Friday, November 16, 2007

Beowulf

You remember me. I was the kid in your high school class who actually enjoyed reading Beowulf. I was the one who was apt to say something like, "With my grip I will grapple the gruesome beast!" at odd moments or talk about the time we took a vacation and saw the whale road.

And something I enjoyed before I ever got to high school was 3-D movies. When I was a kid, the theaters in Mexia, Texas, weren't equipped to show 3-D, but I was lucky enough to see a few of the movies, anyway. My aunt took me to Dallas on my birthday to see
It Came from Outer Space. I saw Fort Ti while we were in Galveston on vacation. My parents took me to Waco to see Sangree. I saw House of Wax and The Murders in the Rue Morgue in Ft. Worth on a school trip.

So was I going to pass up a chance to see the new 3-D version of Beowulf? Not on your life. I couldn't get to an IMAX theater, but I did find one nearby that was showing the film in digital 3-D, and that's where I went.

Let's talk about the story first. Yes, they changed it. I guess I know why. The Beowulf of the poem is too purely heroic. He has his flaws, but they're minor ones, and that will never do in this modern, cynical age. So we get a guy who makes a major blunder. Personally, I like the old way better, but that's just me. And while the fight with the dragon in the movie is thrilling, probably the best thing in the picture, I think the final section of the poem, with the old king doing what a man has to do, with the faithful Wiglaf backing him up, says a lot more about love, duty, friendship, and honor than you'll find in a hundred movies like this one. But that's just me.

Now about that 3-D. It's awesome. Great. Wonderful. I loved it. Why anybody would see this movie in any other format is beyond me. It won't be half as good. Not one-fourth. The visual effects carry you over the slow spots, and some of them are truly eye-popping.
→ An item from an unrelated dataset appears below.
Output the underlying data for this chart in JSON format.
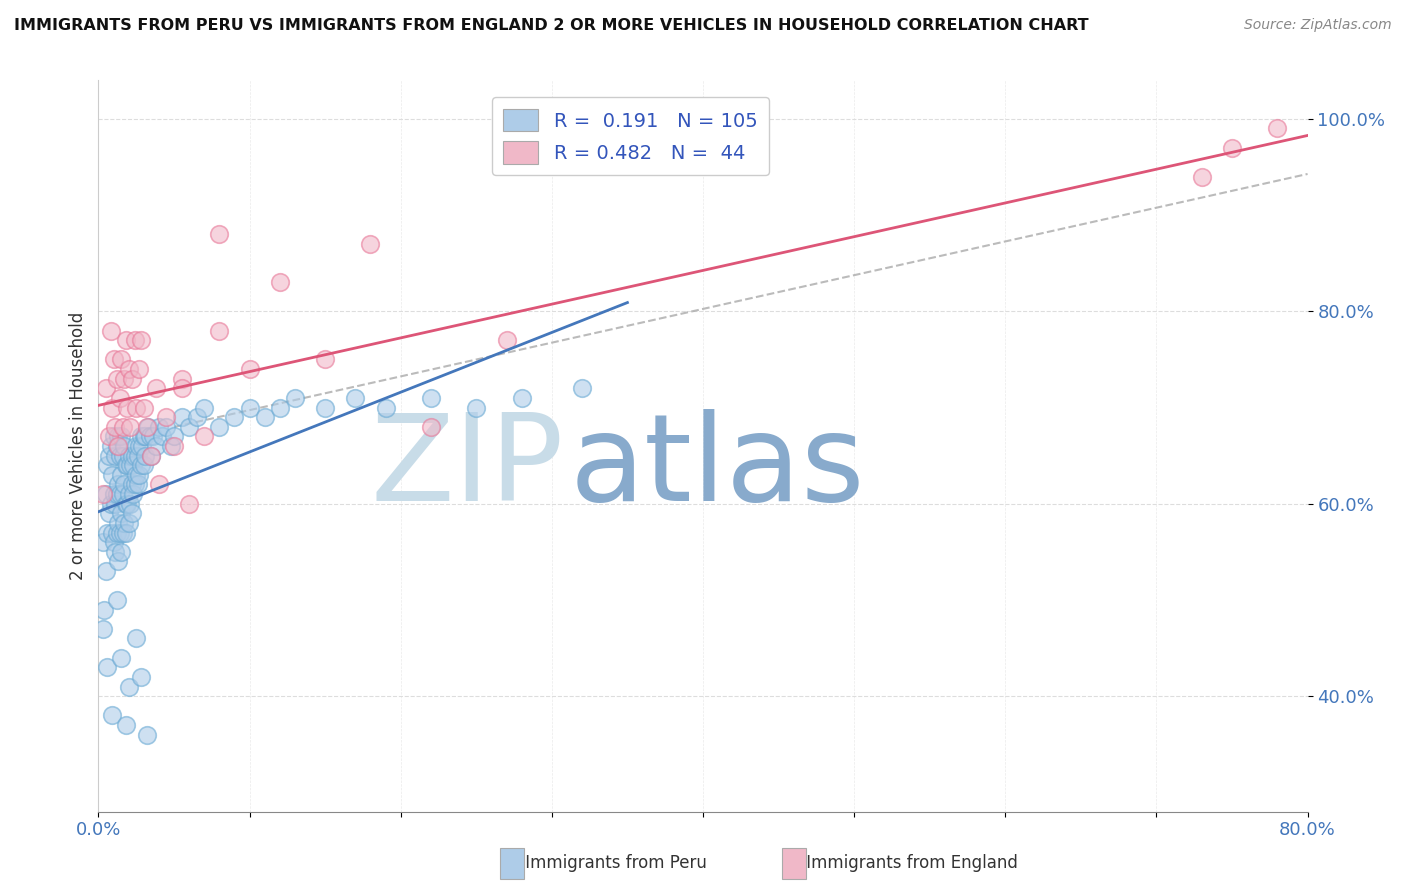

Which reminds me. There's a lot of eye-popping in this movie, not to mention gore of many other sorts. It's over-the-top violent, and how it ever got a PG-13 rating, I'll never know. Except that violence doesn't bother the ratings board. It's nudity they hate. Well, you've got Angelina Jolie (or a representation of her) fully frontally nude here. No nipples, though, so I guess that's what saved them. She Grendel's mother, and while she doesn't have cloven hooves, she does have, well, you'll just have to see for yourself.

And you really should. See for yourself that is. If you like 3-D, you can have a good time with this one, in the same way you can with The Vikings or The Long Ships or even another Beowulf movie, The 13th Warrior. Check it out.

6 comments:

Todd Mason said...

Inasmuch as they display Grendel's mother's feet in the trailers and tv ads, and the sheer poverty of imagination inherent in having her feet be Come [Have Sexual Intercourse with] Me painful high heels (as I've noted elsewhere, no wonder she's grumpy) has been one of the factors chasing me away so far, particularly with all the more promising films out now (Zemeckis goes HEAVY METAL with the 'Wulf! No, no, no.). But my Jolie-crushing housemate definitely militates for seeing it. Will take your 3D rec seriously.

TM said...

And then there was the Canadian tv film, BEOWULF AND GRENDEL...along with the cartoon of John Gardner's GRENDEL, released as GRENDEL GRENDEL GRENDEL GRENDEL, we almost have enough for a very strange marathon at a given geek's house.

Bill Crider said...

You have to keep in mind that I'd go see a movie based on Family Feud starring Richard Dawson if it was in 3-D.

Fred Blosser said...

I liked it a lot, Bill. The PG-13 rating is about right -- let's face facts, who better to appreciate scenes of mead-quaffing, head-cleaving, Angelina Jolie naked, and monster dismemberment than 13 year old boys? If they taught "Beowulf" and "The Iliad" this way in high school, betcha a lot more kids would groove on literature. The 3D was truly impressive, leaps ahead of the last go-round in the '80s with Tony Anthony's spaghetti western, "Comin' at Ya." Trivia note: the movie's assistant director was Josh McLaglen -- son of Andrew and grandson of Victor.

Bill Crider said...

Thanks for the trivia note, Fred, and this 13-year-old liked it a lot, all right. The thing about teaching the poem that way is that as much as teachers like to use movies, this one might get them in trouble. Might be worth a try, though.

atcampbell said...

I just saw this film in Digital 3D in Austin. The fight with the dragon at the end was nifty, but otherwise this was the most boring use of 3-D ever. It was mostly talking heads of people in brown clothing in poorly lit rooms. The Grendel monster was pathetic. This film was more boring than the Brad Pitt Troy film. I even enjoyed Jaws 3-D more.